While voters in nine of 12 states approved measures to limit government use of eminent domain, California and two others rejected more ambitious proposals to compensate landowners when rules and regulations reduce property values.
Still, backers of California's Proposition 90 said the vote showed that such a measure could pass, and vowed to gather signatures to put it on the ballot in 2008.
"The bottom line is we're going to be back, better funded and stronger than before," said Kevin Spillane, a Proposition 90 campaign consultant.
Opponents said they would try to defuse such a move by getting the Legislature to address eminent domain changes, minus Proposition 90's requirement that landowners be compensated when any regulation or law impinges on property values.
"We think the Legislature is the place where this debate should occur," said Chris McKenzie, executive director of the League of California Cities.
Proposition 90 was narrowly defeated Tuesday, with 47.5 percent of voters in favor and 52.5 percent opposed. The measure would have prohibited governments from using the power of eminent domain to take property for use by a private developer.
And it would have required governments to compensate property owners when regulations and laws resulted in "substantial" economic losses.
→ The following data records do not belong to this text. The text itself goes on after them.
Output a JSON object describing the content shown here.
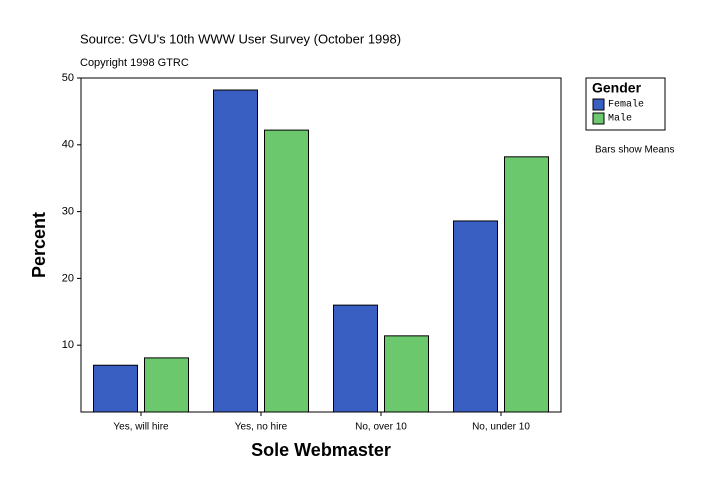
{
  "chart_data": {
    "type": "bar",
    "title": "Source: GVU's 10th WWW User Survey (October 1998)",
    "subtitle": "Copyright 1998 GTRC",
    "x_label": "Sole Webmaster",
    "y_label": "Percent",
    "categories": [
      "Yes, will hire",
      "Yes, no hire",
      "No, over 10",
      "No, under 10"
    ],
    "series": [
      {
        "name": "Female",
        "color": "#3a5fc2",
        "values": [
          7.0,
          48.2,
          16.0,
          28.6
        ]
      },
      {
        "name": "Male",
        "color": "#6cc86c",
        "values": [
          8.1,
          42.2,
          11.4,
          38.2
        ]
      }
    ],
    "legend_title": "Gender",
    "legend": "right",
    "note": "Bars show Means",
    "ylim": [
      0,
      50
    ],
    "yticks": [
      10,
      20,
      30,
      40,
      50
    ],
    "grid": false
  }
}
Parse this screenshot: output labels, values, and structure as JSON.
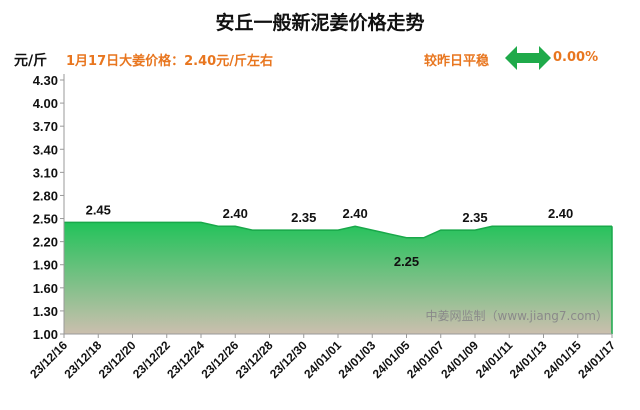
{
  "header": {
    "title": "安丘一般新泥姜价格走势",
    "unit": "元/斤",
    "price_text": "1月17日大姜价格：2.40元/斤左右",
    "compare_text": "较昨日平稳",
    "change_pct": "0.00%"
  },
  "watermark": "中姜网监制（www.jiang7.com）",
  "colors": {
    "accent": "#e8761f",
    "fill_top": "#22c25a",
    "fill_bottom": "#cbbfae",
    "line": "#19a84a"
  },
  "chart_data": {
    "type": "area",
    "title": "安丘一般新泥姜价格走势",
    "ylabel": "元/斤",
    "ylim": [
      1.0,
      4.3
    ],
    "yticks": [
      "1.00",
      "1.30",
      "1.60",
      "1.90",
      "2.20",
      "2.50",
      "2.80",
      "3.10",
      "3.40",
      "3.70",
      "4.00",
      "4.30"
    ],
    "xticks": [
      "23/12/16",
      "23/12/18",
      "23/12/20",
      "23/12/22",
      "23/12/24",
      "23/12/26",
      "23/12/28",
      "23/12/30",
      "24/01/01",
      "24/01/03",
      "24/01/05",
      "24/01/07",
      "24/01/09",
      "24/01/11",
      "24/01/13",
      "24/01/15",
      "24/01/17"
    ],
    "x": [
      "23/12/16",
      "23/12/17",
      "23/12/18",
      "23/12/19",
      "23/12/20",
      "23/12/21",
      "23/12/22",
      "23/12/23",
      "23/12/24",
      "23/12/25",
      "23/12/26",
      "23/12/27",
      "23/12/28",
      "23/12/29",
      "23/12/30",
      "23/12/31",
      "24/01/01",
      "24/01/02",
      "24/01/03",
      "24/01/04",
      "24/01/05",
      "24/01/06",
      "24/01/07",
      "24/01/08",
      "24/01/09",
      "24/01/10",
      "24/01/11",
      "24/01/12",
      "24/01/13",
      "24/01/14",
      "24/01/15",
      "24/01/16",
      "24/01/17"
    ],
    "values": [
      2.45,
      2.45,
      2.45,
      2.45,
      2.45,
      2.45,
      2.45,
      2.45,
      2.45,
      2.4,
      2.4,
      2.35,
      2.35,
      2.35,
      2.35,
      2.35,
      2.35,
      2.4,
      2.35,
      2.3,
      2.25,
      2.25,
      2.35,
      2.35,
      2.35,
      2.4,
      2.4,
      2.4,
      2.4,
      2.4,
      2.4,
      2.4,
      2.4
    ],
    "data_labels": [
      {
        "x": "23/12/18",
        "text": "2.45"
      },
      {
        "x": "23/12/26",
        "text": "2.40"
      },
      {
        "x": "23/12/30",
        "text": "2.35"
      },
      {
        "x": "24/01/02",
        "text": "2.40"
      },
      {
        "x": "24/01/05",
        "text": "2.25"
      },
      {
        "x": "24/01/09",
        "text": "2.35"
      },
      {
        "x": "24/01/14",
        "text": "2.40"
      }
    ]
  }
}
Opponents said this provision would have applied to everything from environmental rules to workplace protections.
Nine states passed so-called "property rights" measures, most of them barring governments from handing over property that they condemn to private developers.
The states were motivated by a U.S. Supreme Court decision, Kelo v. New London, that allowed a Connecticut city to condemn homes as part of a neighborhood revitalization project.
One of those states, Arizona, passed a law that went beyond eminent domain to also require property owners to be compensated if certain land-use laws reduced property values.
But two other states besides California, Washington and Idaho, rejected measures that addressed the issue of "regulatory takings."